Il Medio Oriente è in fiamme. E preoccupa sempre di più Washington ma anche i suoi alleati in Europa. L’attacco su Erbil, rivendicato dalla Guardie della rivoluzione iraniana, segna un ulteriore aumento del livello dello scontro. Le forze iraniane hanno comunicato che i loro missili avrebbero colpito una base del Mossad, mentre nelle stesse ore, al di là del confine siriano, altri missili colpivano quella che per Teheran era una base dello Stato islamico. “Missili balistici sono stati usati per distruggere i centri di spionaggio e di raduno dei gruppi terroristici anti-iraniani nella regione”, hanno scritto i Pasdaran, e hanno definito questo attacco come “una risposta ai recenti atti malvagi del regime sionista nel martirizzare i comandanti dell’Igrc (i Guardiani della rivoluzione, n.d.r.) e della resistenza”.

Missili in Iraq dove ci sono le basi statunitensi 

Un segnale inequivocabile, che inquieta il governo iracheno – in ansia per il rischio di vedere il proprio Paese coinvolto nello scontro – così come quello degli Stati Uniti. Il dipartimento di Stato Usa, attraverso il portavoce Matthew Miller, ha condannato “gli sconsiderati raid missilistici” contro il territorio iracheno confermando il sostegno dell’amministrazione Biden dalla stabilità del Paese. Lì dove sono presenti le forze Usa e della coalizione internazionale anti Daesh. Ma il pericolo è soprattutto legato a possibili strike contro le basi statunitensi, come dimostrato anche dall’abbattimento di alcuni droni nei pressi della base di Erbil.

Mar Rosso, missile Houthi colpisce cargo greco

Più a sud, sulle coste del Mar Rosso e del Golfo di Aden, continua poi a destare preoccupazione la questione Houthi. Un cargo greco ma battente bandiera maltese, la Zografia, è stato colpito da un missile partito dallo Yemen mentre seguiva la rotta dal Vietnam verso Israele. L’imbarcazione non ha riportato gravi danni né feriti. Ma l’attacco prova che la guerra degli Houthi per destabilizzare la navigazione e bloccare il traffico in direzione dello Stato ebraico non si ferma. E questo nonostante Washington e Londra abbiano proseguito anche ieri i loro raid mentre i governi del Vecchio Continente trattano sulla missione navale dell’Unione europea. Una notizia positiva è arrivata dal Qatar, che sembra abbia dato il via libera alle proprie navi cariche di gas naturale liquefatto per riprendere la navigazione. Ma nelle stesse ore è iniziata a circolare la notizia dello stop ordinato dalla Shell alle proprie navi. Segno che la tensione in quelle acque non riguarda solo le petroliere qatariote.

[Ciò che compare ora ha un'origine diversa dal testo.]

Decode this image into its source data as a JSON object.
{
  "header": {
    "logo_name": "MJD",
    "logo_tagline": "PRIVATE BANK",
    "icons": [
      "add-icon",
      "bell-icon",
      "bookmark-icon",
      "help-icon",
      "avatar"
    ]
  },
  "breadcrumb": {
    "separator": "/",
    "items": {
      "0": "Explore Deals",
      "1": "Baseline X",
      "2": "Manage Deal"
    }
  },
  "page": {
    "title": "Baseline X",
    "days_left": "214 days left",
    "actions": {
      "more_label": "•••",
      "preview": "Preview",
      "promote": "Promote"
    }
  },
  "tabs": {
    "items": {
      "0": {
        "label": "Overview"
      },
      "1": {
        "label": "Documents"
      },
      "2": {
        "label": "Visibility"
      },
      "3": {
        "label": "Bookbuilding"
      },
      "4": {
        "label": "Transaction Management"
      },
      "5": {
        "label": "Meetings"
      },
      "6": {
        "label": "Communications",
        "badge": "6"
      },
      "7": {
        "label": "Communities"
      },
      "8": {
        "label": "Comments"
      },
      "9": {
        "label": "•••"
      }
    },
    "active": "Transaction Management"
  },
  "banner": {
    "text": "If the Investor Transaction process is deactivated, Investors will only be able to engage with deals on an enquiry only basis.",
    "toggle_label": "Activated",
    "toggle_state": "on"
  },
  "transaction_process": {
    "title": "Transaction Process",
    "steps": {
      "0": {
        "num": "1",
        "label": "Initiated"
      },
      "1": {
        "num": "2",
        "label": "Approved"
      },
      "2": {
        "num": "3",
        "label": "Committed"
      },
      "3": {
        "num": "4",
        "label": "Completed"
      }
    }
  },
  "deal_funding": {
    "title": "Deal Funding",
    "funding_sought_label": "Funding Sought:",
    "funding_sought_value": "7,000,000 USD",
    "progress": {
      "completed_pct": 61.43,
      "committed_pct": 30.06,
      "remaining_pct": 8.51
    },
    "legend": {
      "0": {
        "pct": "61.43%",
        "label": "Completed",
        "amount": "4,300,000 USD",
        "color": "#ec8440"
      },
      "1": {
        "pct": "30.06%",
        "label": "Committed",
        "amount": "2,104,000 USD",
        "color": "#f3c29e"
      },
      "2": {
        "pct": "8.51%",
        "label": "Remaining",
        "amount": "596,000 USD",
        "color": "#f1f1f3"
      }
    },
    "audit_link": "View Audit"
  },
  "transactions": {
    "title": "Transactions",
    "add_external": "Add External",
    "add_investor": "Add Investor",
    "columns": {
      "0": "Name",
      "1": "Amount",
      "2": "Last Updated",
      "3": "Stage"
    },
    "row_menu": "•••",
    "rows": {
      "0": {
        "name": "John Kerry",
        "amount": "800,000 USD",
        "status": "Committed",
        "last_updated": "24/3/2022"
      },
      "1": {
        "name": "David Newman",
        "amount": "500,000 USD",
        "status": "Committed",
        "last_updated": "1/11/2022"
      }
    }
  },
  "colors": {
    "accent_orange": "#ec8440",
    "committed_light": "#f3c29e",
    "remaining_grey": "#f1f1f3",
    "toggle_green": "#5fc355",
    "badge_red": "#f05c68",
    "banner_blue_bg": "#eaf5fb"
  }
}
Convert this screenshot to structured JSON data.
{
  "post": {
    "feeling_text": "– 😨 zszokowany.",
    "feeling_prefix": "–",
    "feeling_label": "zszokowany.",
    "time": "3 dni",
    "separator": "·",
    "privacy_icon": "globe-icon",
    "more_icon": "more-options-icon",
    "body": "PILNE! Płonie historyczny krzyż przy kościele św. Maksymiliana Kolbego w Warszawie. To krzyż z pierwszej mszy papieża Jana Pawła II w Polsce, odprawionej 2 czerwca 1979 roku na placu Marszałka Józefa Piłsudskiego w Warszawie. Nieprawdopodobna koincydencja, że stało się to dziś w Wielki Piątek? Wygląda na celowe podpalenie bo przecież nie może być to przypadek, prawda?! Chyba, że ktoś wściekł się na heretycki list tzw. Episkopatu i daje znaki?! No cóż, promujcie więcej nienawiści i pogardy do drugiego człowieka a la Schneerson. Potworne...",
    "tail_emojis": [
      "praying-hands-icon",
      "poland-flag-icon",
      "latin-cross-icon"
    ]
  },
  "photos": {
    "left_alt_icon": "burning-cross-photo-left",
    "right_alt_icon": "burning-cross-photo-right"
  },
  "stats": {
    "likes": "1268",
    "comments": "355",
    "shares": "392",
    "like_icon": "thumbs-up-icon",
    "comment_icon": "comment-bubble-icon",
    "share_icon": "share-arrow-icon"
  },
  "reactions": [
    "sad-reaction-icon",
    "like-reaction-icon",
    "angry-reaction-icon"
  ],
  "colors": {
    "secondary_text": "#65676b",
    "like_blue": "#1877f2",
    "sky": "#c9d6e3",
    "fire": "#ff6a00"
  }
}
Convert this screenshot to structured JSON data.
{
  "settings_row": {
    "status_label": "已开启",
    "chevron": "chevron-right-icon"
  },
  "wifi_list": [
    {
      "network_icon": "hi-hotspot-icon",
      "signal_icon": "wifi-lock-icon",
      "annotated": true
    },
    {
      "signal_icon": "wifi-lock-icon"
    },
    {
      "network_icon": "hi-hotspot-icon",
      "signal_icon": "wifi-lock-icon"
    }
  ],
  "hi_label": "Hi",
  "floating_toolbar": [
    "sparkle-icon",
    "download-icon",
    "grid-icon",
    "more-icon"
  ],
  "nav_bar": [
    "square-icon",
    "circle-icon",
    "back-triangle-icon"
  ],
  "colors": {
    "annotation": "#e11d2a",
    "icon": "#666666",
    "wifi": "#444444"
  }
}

Il governo di Doha si è rivolto di nuovo a tutti gli attori diplomatici in campo nella crisi mediorientale. Majid bin Mohammed Al-Ansari, portavoce del ministero degli Esteri, ha affermato che secondo il Qatar “ciò che sta accadendo nel Mar Rosso rappresenta un pericolo per la navigazione internazionale e non può essere affrontato come una questione separata dalla guerra a Gaza e dai suoi sviluppi”. E questo punto di vista assume particolare rilevanza considerato anche il ruolo che il Paese del Golfo ha nella mediazione tra Hamas e Israele sia sulla tregua sia per quanto riguarda la liberazione degli ostaggi nelle mani delle fazioni palestinesi. Proprio per aumentare la pressione diplomatica su questo punto, il presidente israeliano Isaac Herzog ha scelto di sbarcare oggi a Davos nell’ambito World Economic Forum insieme a una delegazione di parenti dei rapiti.

Nel frattempo, mentre non si ferma il pressing della comunità internazionale per aumentare gli aiuti umanitari alla popolazione palestinese, continua la guerra delle Israel defense forces contro Hamas. L’operazione militare si concentra sulla roccaforte di Khan Younis, mentre diminuisce l’intensità a nord dell’exclave. Ma quello che preoccupa gli analisti è anche ciò che resta della forza del gruppo palestinese. Secondo il New York Times, sotto la Striscia vi sono tra i 550 e i 700 chilometri di tunnel. E questo indica quanto sia complessa e potenzialmente lunga la guerra di Israele contro le milizie che controllano quel territorio.